Покосившись на свой бывший дом, под крышей которого голубела сейчас магазинная вывеска, не сказал ничего, кашлянул только неопределенно. Когда проезжали мимо пустыря, где словно слепая, все еще стояла с заколоченными окнами черная избенка Синицыных, спросил участливо:
— Жива ли мать-то у тебя, Роман Иванович?
— Померла, после отца вскоре.
— Кто же вас, сирот, поднимал?
— Братьев маленьких в детский дом взяли, в Ленинград. А я пока не подрос, у Андрея Ивановича жил, у Трубникова. Поди, помнишь его? Из города прислан был в Курьевку, а после отца председателем остался.
— Как не помнить! — усмехнулся в усы старик и отвернулся. — Братья твои при деле сейчас?
— Старший на фронте погиб, а младшие выучились, выросли, на заводах работают…
— Ну и слава богу. А своя семья-то велика ли у тебя?
— Нет у меня семьи, Кузьма Матвеич. То учился я, то на фронте был, то болел от ранения долго…
— Невеселая твоя жизнь, Рома! — пожалел старик.
От этого ласкового, забытого с детства имени дрогнуло что-то, потеплело в сердце Романа Ивановича. У мостика остановил Найду, скрывая волнение, сказал сухо:
— Вон в том доме, что с красным крылечком, живет сейчас зять твой…
Старик легко вылез из санок, обеими руками снял шапку.
— Спасибо тебе, Рома!
— Неначем… дядя Кузьма.
Было совсем рано, и Настасья вышла из дому не спеша, но, как только заслышала издали голодный рев скотины, заторопилась. В коровник она прибежала уже бегом.
Вторую неделю коров кормили кое-чем. Бока у них ввалились, мослы под кожей торчали острыми копыльями, в мокрых глазах жидко светилась тоскливая мольба к людям.
Глядя, как вяло перебирают они губами гнилую пареную солому, Настасья заплакала от жалости. Взяла веревку, сходила домой за своим сеном и бросила по маленькой охапке в каждую кормушку.
— Пропадете вы, сердешные, с нашими хозяевами! — глотая слезы, проговорила она с горечью и зло обрадовалась, когда в приоткрытые ворота влез боком во двор заведующий фермой Левушкин.
— Пришел, черт толстомясый!
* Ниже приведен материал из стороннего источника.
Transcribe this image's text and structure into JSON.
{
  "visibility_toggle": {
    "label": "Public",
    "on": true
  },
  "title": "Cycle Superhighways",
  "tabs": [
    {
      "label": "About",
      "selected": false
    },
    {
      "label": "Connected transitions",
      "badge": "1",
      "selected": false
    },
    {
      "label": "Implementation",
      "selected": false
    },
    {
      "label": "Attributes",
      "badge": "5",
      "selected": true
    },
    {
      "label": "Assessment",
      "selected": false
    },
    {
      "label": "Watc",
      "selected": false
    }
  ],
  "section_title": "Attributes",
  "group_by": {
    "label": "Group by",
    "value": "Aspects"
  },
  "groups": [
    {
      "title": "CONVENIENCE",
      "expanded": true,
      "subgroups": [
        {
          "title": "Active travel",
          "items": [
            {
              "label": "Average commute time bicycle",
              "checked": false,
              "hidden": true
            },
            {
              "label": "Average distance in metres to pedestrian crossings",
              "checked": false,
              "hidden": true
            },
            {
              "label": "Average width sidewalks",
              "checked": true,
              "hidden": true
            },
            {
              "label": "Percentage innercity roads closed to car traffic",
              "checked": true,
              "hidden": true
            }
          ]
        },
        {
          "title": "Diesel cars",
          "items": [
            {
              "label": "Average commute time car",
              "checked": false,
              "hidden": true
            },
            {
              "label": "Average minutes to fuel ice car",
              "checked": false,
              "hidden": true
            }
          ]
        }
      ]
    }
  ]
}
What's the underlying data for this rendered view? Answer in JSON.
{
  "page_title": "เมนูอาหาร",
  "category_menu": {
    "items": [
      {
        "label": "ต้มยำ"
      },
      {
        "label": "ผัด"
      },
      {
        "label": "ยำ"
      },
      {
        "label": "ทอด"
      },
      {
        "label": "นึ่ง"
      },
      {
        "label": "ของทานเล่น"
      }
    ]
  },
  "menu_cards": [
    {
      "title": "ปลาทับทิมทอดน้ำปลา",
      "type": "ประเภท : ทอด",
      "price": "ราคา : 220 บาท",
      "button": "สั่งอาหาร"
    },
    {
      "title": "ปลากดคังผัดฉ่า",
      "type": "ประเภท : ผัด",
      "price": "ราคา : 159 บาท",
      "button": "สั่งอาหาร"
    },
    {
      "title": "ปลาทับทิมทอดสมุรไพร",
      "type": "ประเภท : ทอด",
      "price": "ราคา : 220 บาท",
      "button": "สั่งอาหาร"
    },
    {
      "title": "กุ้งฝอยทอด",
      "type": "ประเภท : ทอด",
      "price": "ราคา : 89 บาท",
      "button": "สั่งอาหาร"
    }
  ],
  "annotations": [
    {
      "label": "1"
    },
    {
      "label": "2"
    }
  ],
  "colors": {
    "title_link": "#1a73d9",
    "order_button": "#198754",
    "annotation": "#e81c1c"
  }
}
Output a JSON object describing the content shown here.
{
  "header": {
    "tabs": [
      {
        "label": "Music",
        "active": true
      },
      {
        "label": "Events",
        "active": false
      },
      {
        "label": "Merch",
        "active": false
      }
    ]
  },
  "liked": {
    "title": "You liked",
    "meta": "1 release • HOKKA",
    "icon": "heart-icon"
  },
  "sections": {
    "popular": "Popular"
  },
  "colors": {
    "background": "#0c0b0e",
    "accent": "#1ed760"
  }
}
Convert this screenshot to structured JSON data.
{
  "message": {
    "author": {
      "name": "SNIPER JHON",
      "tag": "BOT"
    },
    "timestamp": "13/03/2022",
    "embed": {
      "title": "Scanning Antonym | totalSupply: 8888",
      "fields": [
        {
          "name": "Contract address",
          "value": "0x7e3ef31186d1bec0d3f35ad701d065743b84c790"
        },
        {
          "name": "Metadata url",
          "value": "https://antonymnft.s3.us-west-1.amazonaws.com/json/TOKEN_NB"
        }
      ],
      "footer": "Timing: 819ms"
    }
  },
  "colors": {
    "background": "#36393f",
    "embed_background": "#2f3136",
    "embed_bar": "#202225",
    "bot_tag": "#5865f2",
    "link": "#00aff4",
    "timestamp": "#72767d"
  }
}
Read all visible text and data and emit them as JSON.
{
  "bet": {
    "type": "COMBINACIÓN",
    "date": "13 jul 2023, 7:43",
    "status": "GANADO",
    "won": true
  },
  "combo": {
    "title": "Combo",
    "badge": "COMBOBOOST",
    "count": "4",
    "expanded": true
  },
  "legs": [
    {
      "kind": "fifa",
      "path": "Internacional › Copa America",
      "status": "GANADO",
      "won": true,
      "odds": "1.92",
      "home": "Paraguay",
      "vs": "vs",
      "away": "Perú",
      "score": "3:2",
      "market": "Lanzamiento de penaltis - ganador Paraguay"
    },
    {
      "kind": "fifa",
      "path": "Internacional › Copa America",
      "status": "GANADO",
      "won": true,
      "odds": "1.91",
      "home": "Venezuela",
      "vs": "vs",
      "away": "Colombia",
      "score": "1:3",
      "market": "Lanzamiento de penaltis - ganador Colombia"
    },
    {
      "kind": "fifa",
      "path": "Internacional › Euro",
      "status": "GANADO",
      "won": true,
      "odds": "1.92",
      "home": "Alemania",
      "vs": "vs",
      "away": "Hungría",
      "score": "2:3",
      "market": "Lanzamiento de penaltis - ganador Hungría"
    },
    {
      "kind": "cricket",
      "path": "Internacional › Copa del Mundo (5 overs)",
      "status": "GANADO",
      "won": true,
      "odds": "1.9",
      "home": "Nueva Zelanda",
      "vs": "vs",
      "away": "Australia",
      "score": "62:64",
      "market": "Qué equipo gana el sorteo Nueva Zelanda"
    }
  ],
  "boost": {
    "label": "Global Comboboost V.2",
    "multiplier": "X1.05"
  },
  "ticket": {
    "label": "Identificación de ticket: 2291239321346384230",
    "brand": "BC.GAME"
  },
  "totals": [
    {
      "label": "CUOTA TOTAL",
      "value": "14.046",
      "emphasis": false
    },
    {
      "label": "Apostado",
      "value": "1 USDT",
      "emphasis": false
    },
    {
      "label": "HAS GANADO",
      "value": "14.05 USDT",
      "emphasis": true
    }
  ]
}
Погляди, погляди, до чего довел скотину! Масленицу празднуешь? Третий день брагой зенки с подвозчиками заливаете, а скотина без корму мрет…
Небритое опухшее лицо Василия Игнатьевича еще больше посизело. Не двигая шеей, он вывернул на Настасью белые глаза.
— Ты полегше, а то я те научу порядку. Помни, с кем говоришь!